Paradise Returning

Maldives: The Indian Ocean resort islands try to rebuild tourism after the great tsunami

September 04, 2005|By Howard Shapiro | Howard Shapiro,KNIGHT RIDDER / TRIBUNE

Where are all the Europeans? The Japanese? The people who, since the first resort opened in 1972 in the Maldives Republic, have been making the tiny nation of 1,200 islands one of the world's great tourist pamperers?

The travelers are not coming, at least not in force, not since the tsunami in December. Tourism, the Maldives' No. 1 moneymaker, usually accounts for more than a fifth of the national income, and it's down by 49 percent so far this year. The government had expected tourism tax revenues to come to $43 million by December's end; new projections put the figure at $31 million.
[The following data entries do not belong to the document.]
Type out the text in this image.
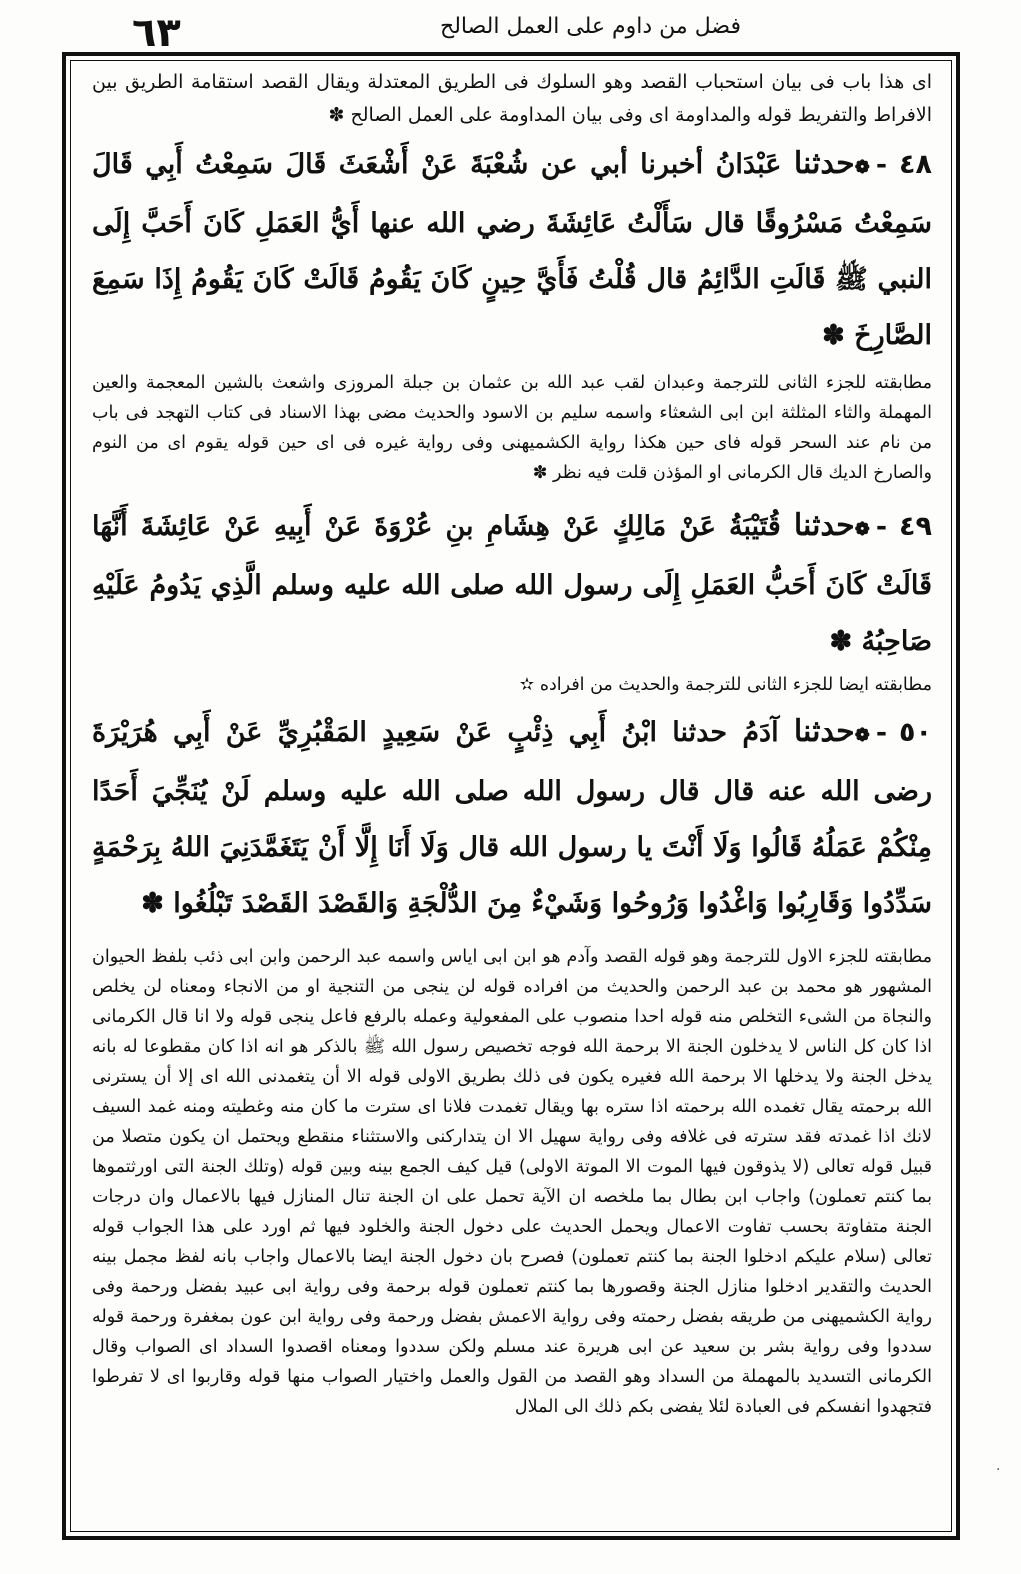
٦٣	فضل من داوم على العمل الصالح

اى هذا باب فى بيان استحباب القصد وهو السلوك فى الطريق المعتدلة ويقال القصد استقامة الطريق بين الافراط والتفريط قوله والمداومة اى وفى بيان المداومة على العمل الصالح ✽

٤٨-❁حدثنا عَبْدَانُ أخبرنا أبي عن شُعْبَةَ عَنْ أَشْعَثَ قَالَ سَمِعْتُ أَبِي قَالَ سَمِعْتُ مَسْرُوقًا قال سَأَلْتُ عَائِشَةَ رضي الله عنها أَيُّ العَمَلِ كَانَ أَحَبَّ إِلَى النبي ﷺ قَالَتِ الدَّائِمُ قال قُلْتُ فَأَيَّ حِينٍ كَانَ يَقُومُ قَالَتْ كَانَ يَقُومُ إِذَا سَمِعَ الصَّارِخَ ✽

مطابقته للجزء الثانى للترجمة وعبدان لقب عبد الله بن عثمان بن جبلة المروزى واشعث بالشين المعجمة والعين المهملة والثاء المثلثة ابن ابى الشعثاء واسمه سليم بن الاسود والحديث مضى بهذا الاسناد فى كتاب التهجد فى باب من نام عند السحر قوله فاى حين هكذا رواية الكشميهنى وفى رواية غيره فى اى حين قوله يقوم اى من النوم والصارخ الديك قال الكرمانى او المؤذن قلت فيه نظر ✽

٤٩-❁حدثنا قُتَيْبَةُ عَنْ مَالِكٍ عَنْ هِشَامِ بنِ عُرْوَةَ عَنْ أَبِيهِ عَنْ عَائِشَةَ أَنَّهَا قَالَتْ كَانَ أَحَبُّ العَمَلِ إِلَى رسول الله صلى الله عليه وسلم الَّذِي يَدُومُ عَلَيْهِ صَاحِبُهُ ✽

مطابقته ايضا للجزء الثانى للترجمة والحديث من افراده ✫

٥٠-❁حدثنا آدَمُ حدثنا ابْنُ أَبِي ذِئْبٍ عَنْ سَعِيدٍ المَقْبُرِيِّ عَنْ أَبِي هُرَيْرَةَ رضى الله عنه قال قال رسول الله صلى الله عليه وسلم لَنْ يُنَجِّيَ أَحَدًا مِنْكُمْ عَمَلُهُ قَالُوا وَلَا أَنْتَ يا رسول الله قال وَلَا أَنَا إِلَّا أَنْ يَتَغَمَّدَنِيَ اللهُ بِرَحْمَةٍ سَدِّدُوا وَقَارِبُوا وَاغْدُوا وَرُوحُوا وَشَيْءٌ مِنَ الدُّلْجَةِ وَالقَصْدَ القَصْدَ تَبْلُغُوا ✽

مطابقته للجزء الاول للترجمة وهو قوله القصد وآدم هو ابن ابى اياس واسمه عبد الرحمن وابن ابى ذئب بلفظ الحيوان المشهور هو محمد بن عبد الرحمن والحديث من افراده قوله لن ينجى من التنجية او من الانجاء ومعناه لن يخلص والنجاة من الشىء التخلص منه قوله احدا منصوب على المفعولية وعمله بالرفع فاعل ينجى قوله ولا انا قال الكرمانى اذا كان كل الناس لا يدخلون الجنة الا برحمة الله فوجه تخصيص رسول الله ﷺ بالذكر هو انه اذا كان مقطوعا له بانه يدخل الجنة ولا يدخلها الا برحمة الله فغيره يكون فى ذلك بطريق الاولى قوله الا أن يتغمدنى الله اى إلا أن يسترنى الله برحمته يقال تغمده الله برحمته اذا ستره بها ويقال تغمدت فلانا اى سترت ما كان منه وغطيته ومنه غمد السيف لانك اذا غمدته فقد سترته فى غلافه وفى رواية سهيل الا ان يتداركنى والاستثناء منقطع ويحتمل ان يكون متصلا من قبيل قوله تعالى (لا يذوقون فيها الموت الا الموتة الاولى) قيل كيف الجمع بينه وبين قوله (وتلك الجنة التى اورثتموها بما كنتم تعملون) واجاب ابن بطال بما ملخصه ان الآية تحمل على ان الجنة تنال المنازل فيها بالاعمال وان درجات الجنة متفاوتة بحسب تفاوت الاعمال ويحمل الحديث على دخول الجنة والخلود فيها ثم اورد على هذا الجواب قوله تعالى (سلام عليكم ادخلوا الجنة بما كنتم تعملون) فصرح بان دخول الجنة ايضا بالاعمال واجاب بانه لفظ مجمل بينه الحديث والتقدير ادخلوا منازل الجنة وقصورها بما كنتم تعملون قوله برحمة وفى رواية ابى عبيد بفضل ورحمة وفى رواية الكشميهنى من طريقه بفضل رحمته وفى رواية الاعمش بفضل ورحمة وفى رواية ابن عون بمغفرة ورحمة قوله سددوا وفى رواية بشر بن سعيد عن ابى هريرة عند مسلم ولكن سددوا ومعناه اقصدوا السداد اى الصواب وقال الكرمانى التسديد بالمهملة من السداد وهو القصد من القول والعمل واختيار الصواب منها قوله وقاربوا اى لا تفرطوا فتجهدوا انفسكم فى العبادة لئلا يفضى بكم ذلك الى الملال

·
In the Maldive Islands -- sunny, serene, with high-end accommodations, some of the world's best diving and snorkeling, and the general ambience of paradise -- some who depended on vacationing visitors for livelihoods now depend on government aid or help from private foundations and, in the small, close-knit communities that make up most of the 200 inhabited islands, the generosity of family members and friends.

Even so, of its 87 resorts -- one to an island -- 67 are fully up and running. The coral reefs and bright blue lagoons that surround the islands are awash in many colors of sea life. The ocean water is a steady 84 degrees. Beachfront villas and in-room whirlpools are polished, king beds are made, diving equipment is double-checked and chefs stand by imposing beachside charcoal grills, filets of tuna and mignon piled at the side.

The Maldives are in the Indian Ocean, to the west and south of Sri Lanka. They are far from North America -- about 8,000 miles and 10 time zones from the Eastern Seaboard, which is one reason Americans have been few among the tourists. Last year, about 6,000 vacationers came from the United States and 2,000 from Canada, a small part of the record-breaking 600,000 vacationing visitors.

But since the Dec. 26 tsunami -- in which as many as 179,000 people died, mostly in Indonesia, and another 50,000 are still missing -- the Maldives have been off the radar of many tourists, particularly from Asia and Europe, who might otherwise have come.

The Maldives (usually pronounced MALL-deevz, but also with the last syllable rhyming with "hives") were not hit by mountainous waves. But most of the nation's 1,200 islands are no more than four or five feet above sea level, so the three waves that crashed onto beaches moved through the islands to inundate communities, whose streets are made of sand almost everywhere but on the island of the nation's capital, Male (MAH-lay). One of the densest capitals in the world, with 80,000 people on an island of less than 1.3 square miles, the city's sea wall failed to protect it.

There are, of course, ironies. On another island, Rasdhoo, with about 850 residents, a builder of dhonies, the stately boats that are the basic transportation of the Maldives, got a gift from the tsunami. He was able to use wood from full trees that came to rest on Rasdhoo's beach, roots and all, probably from Indonesia.

All resident Maldivians, the people without foreigners' working papers, are Sunni Muslims, and the Islamic nation has friendly relations with the United States, which has no embassy staff living in the country.

Most young Maldivians speak both their national language, Dhivehi, and English, and although the nation has its own currency, cash registers are full of U.S. ones, five, tens and twenties, a virtual shadow currency. The average salary is about $2,200 a year, according to United Nations figures.

Women play major roles in society and some cover their heads by choice. Men may have up to four wives, but Maldivians say the practice is rare, because no one can afford it.

If you were able to push all 1,200 islands together, you'd get 115 square miles, which is 21 less than the city of Philadelphia. Many of the islands look like those in cartoonists' survival gags and take about five minutes to walk around, provided you dawdle.

Traditionally, Maldivians can claim coconuts that fall to the street by circling the sand around them, then come back and pick them up later -- and then go home to watch Maldivian and American channels on their satellite TVs. Most get around on bicycle or foot. The fact that secondary public education is not available on each island does not stop people from learning crafts or professions; the nation's literacy rate is 98 percent.

One result of the tsunami has been a liberalization of politics. The government of Maumoon Abdul Gayoom, president for almost 27 years, has allowed opposition parties for about two months, after pressure from other governments, and many Maldivians see the country as an emerging democracy. Some also see the government as slow to filter relief funding.

"The effects of the tsunami galvanized more people to understand that rebuilding cannot happen with a single party apparatus," says Mohamed Nasheed, chairperson of the largest opposition party.